In [1]:
import torch
from torch import nn
from torch.nn import functional as F
import numpy as np
torch.manual_seed(1)

B=512
C=128
H=64
T=8

with open('../names.txt') as fp:
    lines = fp.read()

chars = sorted(set(lines))
V = vocab_size = len(chars)
ctoi = dict(zip(chars, range(vocab_size)))
itoc = dict(zip(range(vocab_size), chars))
data_ints = torch.tensor([ctoi[c] for c in lines ])

def get_batch():
    batch = []
    for i in range(B):
        idx = torch.randint(low=0,high=len(data_ints)-T-1,size=(1,))
        batch.append(data_ints[idx:idx+T+1])
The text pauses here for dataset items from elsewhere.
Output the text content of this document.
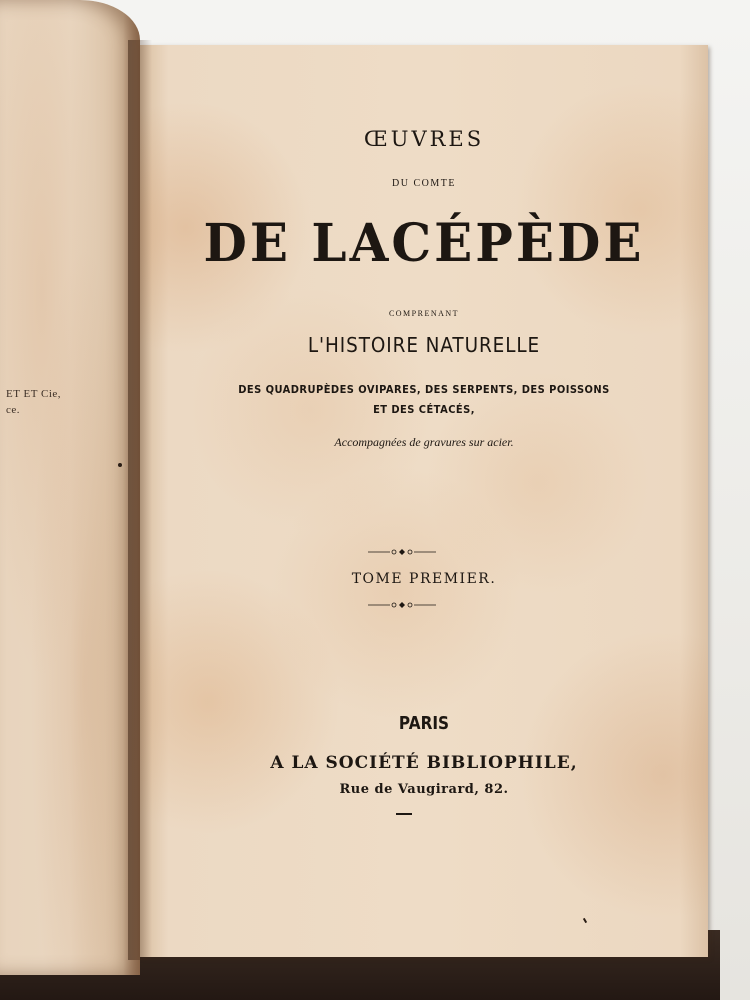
ET ET Cie,
ce.
ŒUVRES
DU COMTE
DE LACÉPÈDE
COMPRENANT
L'HISTOIRE NATURELLE
DES QUADRUPÈDES OVIPARES, DES SERPENTS, DES POISSONS
ET DES CÉTACÉS,
Accompagnées de gravures sur acier.
TOME PREMIER.
PARIS
A LA SOCIÉTÉ BIBLIOPHILE,
Rue de Vaugirard, 82.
    X = torch.vstack(batch)
    y = X[:,1:].clone()
    X = X[:,:-1]
    return X,y

In [14]:
class MyRNN(nn.Module):
    def __init__(self, input_size, hidden_size, vocab_size):
        super().__init__()
        C=input_size
        H=hidden_size
        P = torch.nn.Parameter
        self.W_xh = P(torch.randn(C, H) * np.sqrt(1/C))
        self.W_hh = P(torch.randn(H, H) * np.sqrt(1/H))
        self.b_h = P(torch.zeros(H))

    def forward(self, x,h=None):
        B, T, C = x.shape
        if h is None:
            h = torch.zeros(H)
        logits = torch.zeros(T,B,vocab_size) # T,B,V
        hts = []
        for i in range(T):
            h = torch.tanh(x[:,i,:]@self.W_xh + h@self.W_hh + self.b_h) # B,H
            hts.append(h)
        return torch.stack(hts).transpose(0,1).contiguous(), h # B,T,V        

In [19]:
rnn = nn.RNN(input_size=C, hidden_size=H,bias=True,batch_first=True,bidirectional=True)
# rnn = MyRNN(C,H,vocab_size)
emb = torch.randn(vocab_size, C)
W_hy = torch.randn(H, vocab_size) * np.sqrt(1/H)
b_y = torch.zeros(vocab_size)

params = [emb, W_hy, b_y] + list(rnn.parameters())
for p in params:
    p.requires_grad = True

In [1]:
lr=.01
for i in range(1000):
    X,y = get_batch()
    o = emb[X]  # B,T,C
    o2, h = rnn(o)
    logits = o2@W_hy+b_y
    # logits = forward(X)

    
    loss = F.cross_entropy(logits.view(B*T,V), y.view(B*T))
    if i%100==0:
        print(f'{loss:.4f}')

    for param in params:
        param.grad = None
        
    loss.backward()

    for param in params:
        param.data -= lr * param.grad

In [48]:
# 2.4847 myRnn
# 2.5317 torch.RNN

In [57]:
prompt = lines[50:50+T]

next_tokens = []
for x in range(100):
    [itoc[i] for i in next_tokens]
    X_test = torch.tensor([ctoi[c] for c in prompt ])
    X_test=X_test.unsqueeze(0)
    o = emb[X_test]  # 1,T,C
    o2, h = rnn(o)
    logits = o2@W_hy + b_y
    next_word_logits = logits[:,-1]
    probas = F.softmax(next_word_logits, 1)
    next_token = torch.multinomial(probas[0], 1)[0]
    next_tokens.append(next_token.item())
    X_test = X_test.roll(-1)
    X_test[0,-1] = next_token
print(''.join([itoc[i] for i in next_tokens]))

nmzzmr
nmsceanll
grrsmnmlrzrrernnlillrremfnlwlrwzl
ylnrl
nmysnmtnn
lellnkwnlt
rllrxf
almvd
rsirlnyer


In [58]:
# logits.shape